Live From X Games Minneapolis: How Tracking and AR Could Change the Future of Action Sports

ESPN, Echo Entertainment work with Kinexon to test tracking of athletes

In this era of data, live tracking — be it chip- or radar-based — has already become common in many of the biggest U.S. sports leagues. The NBA and NHL are rolling out player- and ball/puck-tracking systems, and Major League Baseball is already well-seasoned in its efforts with Statcast. And action sports may not be far behind.

At this weekend’s X Games in Minneapolis, ESPN and production partner Echo Entertainment are experimenting with sensor-based tracking of selected bike and skateboard events to begin gathering data ranging from speed and height to lengths of grinds.

Partnering with motion- and data-tracking specialist Kinexon, ESPN and Echo Entertainment will place sensors on various athletes and their equipment to gather real-time data.

The production team will place small transponders on the athletes themselves or on their bike or board during Moto High Air and Skateboard Street events.
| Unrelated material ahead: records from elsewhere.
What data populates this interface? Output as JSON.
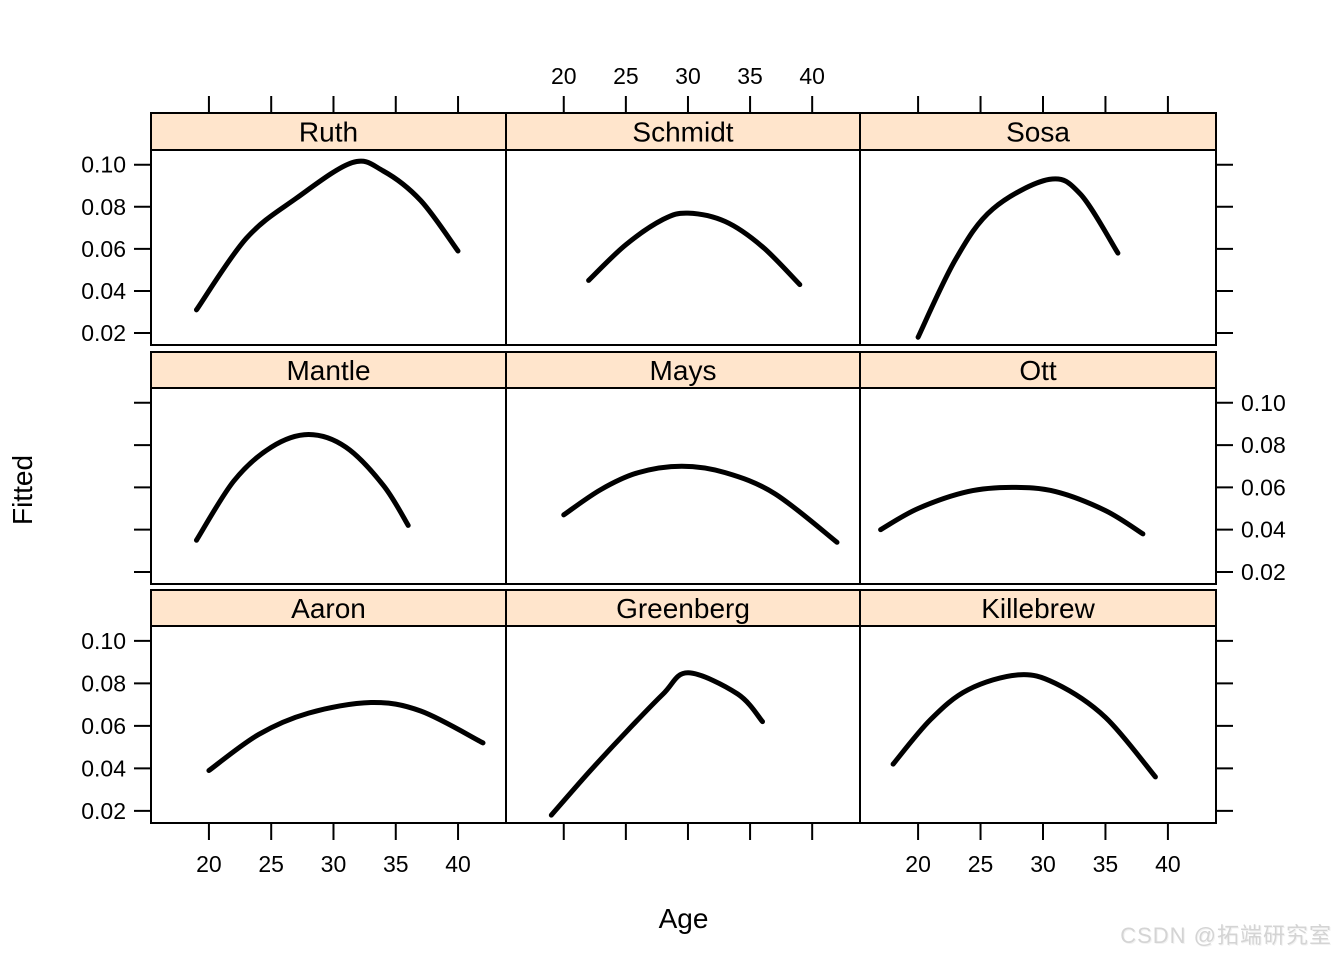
{
  "watermark": "CSDN @拓端研究室",
  "chart_data": {
    "type": "line",
    "layout": "trellis-3x3",
    "title": "",
    "xlabel": "Age",
    "ylabel": "Fitted",
    "x_ticks": [
      20,
      25,
      30,
      35,
      40
    ],
    "y_ticks": [
      0.02,
      0.04,
      0.06,
      0.08,
      0.1
    ],
    "xlim": [
      15.35,
      43.85
    ],
    "ylim": [
      0.0143,
      0.107
    ],
    "grid": false,
    "legend": "none",
    "top_label_cols": [
      1
    ],
    "bottom_label_cols": [
      0,
      2
    ],
    "left_label_rows": [
      0,
      2
    ],
    "right_label_rows": [
      1
    ],
    "strip_fill": "#ffe5cc",
    "panel_fill": "#ffffff",
    "border_color": "#000000",
    "line_color": "#000000",
    "panels": [
      {
        "name": "Ruth",
        "row": 0,
        "col": 0,
        "points": [
          [
            19,
            0.031
          ],
          [
            23,
            0.065
          ],
          [
            27,
            0.084
          ],
          [
            31.5,
            0.101
          ],
          [
            34,
            0.097
          ],
          [
            37,
            0.083
          ],
          [
            40,
            0.059
          ]
        ]
      },
      {
        "name": "Schmidt",
        "row": 0,
        "col": 1,
        "points": [
          [
            22,
            0.045
          ],
          [
            25,
            0.062
          ],
          [
            28,
            0.074
          ],
          [
            30,
            0.077
          ],
          [
            33,
            0.073
          ],
          [
            36,
            0.061
          ],
          [
            39,
            0.043
          ]
        ]
      },
      {
        "name": "Sosa",
        "row": 0,
        "col": 2,
        "points": [
          [
            20,
            0.018
          ],
          [
            23,
            0.055
          ],
          [
            26,
            0.079
          ],
          [
            30.5,
            0.093
          ],
          [
            33,
            0.086
          ],
          [
            36,
            0.058
          ]
        ]
      },
      {
        "name": "Mantle",
        "row": 1,
        "col": 0,
        "points": [
          [
            19,
            0.035
          ],
          [
            22,
            0.063
          ],
          [
            25,
            0.079
          ],
          [
            28,
            0.085
          ],
          [
            31,
            0.079
          ],
          [
            34,
            0.061
          ],
          [
            36,
            0.042
          ]
        ]
      },
      {
        "name": "Mays",
        "row": 1,
        "col": 1,
        "points": [
          [
            20,
            0.047
          ],
          [
            23,
            0.059
          ],
          [
            26,
            0.067
          ],
          [
            29.5,
            0.07
          ],
          [
            33,
            0.067
          ],
          [
            37,
            0.057
          ],
          [
            42,
            0.034
          ]
        ]
      },
      {
        "name": "Ott",
        "row": 1,
        "col": 2,
        "points": [
          [
            17,
            0.04
          ],
          [
            20,
            0.05
          ],
          [
            24,
            0.058
          ],
          [
            27.5,
            0.06
          ],
          [
            31,
            0.058
          ],
          [
            35,
            0.049
          ],
          [
            38,
            0.038
          ]
        ]
      },
      {
        "name": "Aaron",
        "row": 2,
        "col": 0,
        "points": [
          [
            20,
            0.039
          ],
          [
            24,
            0.056
          ],
          [
            28,
            0.066
          ],
          [
            33,
            0.071
          ],
          [
            37,
            0.067
          ],
          [
            42,
            0.052
          ]
        ]
      },
      {
        "name": "Greenberg",
        "row": 2,
        "col": 1,
        "points": [
          [
            19,
            0.018
          ],
          [
            22,
            0.038
          ],
          [
            25,
            0.057
          ],
          [
            28,
            0.075
          ],
          [
            30,
            0.085
          ],
          [
            34,
            0.075
          ],
          [
            36,
            0.062
          ]
        ]
      },
      {
        "name": "Killebrew",
        "row": 2,
        "col": 2,
        "points": [
          [
            18,
            0.042
          ],
          [
            21,
            0.063
          ],
          [
            24,
            0.077
          ],
          [
            28,
            0.084
          ],
          [
            31,
            0.08
          ],
          [
            35,
            0.064
          ],
          [
            39,
            0.036
          ]
        ]
      }
    ]
  }
}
Surrounding the courses are 25 access points (10-12 each course) that can receive and deliver data to the broadcast truck in real time.

“No one has really done this,” Tim Reed, VP, X Games, ESPN, explains. “From the skateboard and street side, it’s just about trying to get the athletes to have it on their body or their bike, and then we can deliver real-time data. It will be a really cool innovation.”

ESPN and Echo are working with Kinexon, a German company that specializes in real-time location- and motion-sensing and is providing much of the tech to support the experiments.

“We think that’s something that we’ll be able to use and build upon in the future,” says Echo Entertainment President Hugh Arian. “As we introduce that to the culture and they see what we can do with it, hopefully, they’ll buy into it more, and, next year, we can do even more with things like heart rate.”

Inside U.S. Bank Stadium, a fixture called “Huck Tower” erected by the ESPN Visual Technology group will use 10 small video cameras leveraging the Kinexon tech to identify, isolate, and track athletes during their runs.

Reed and Arian agree that, although neither tracking nor AR will be implemented this year, they see a future where the data can be used to build real-time augmented-reality graphics and could even be used by judges to make official rulings.

“We’re already talking about AR, and this is the type of things that, once we establish that the athletes are comfortable with it, using AR graphics to show how long a grind is or how high someone gets is going to be really cool.”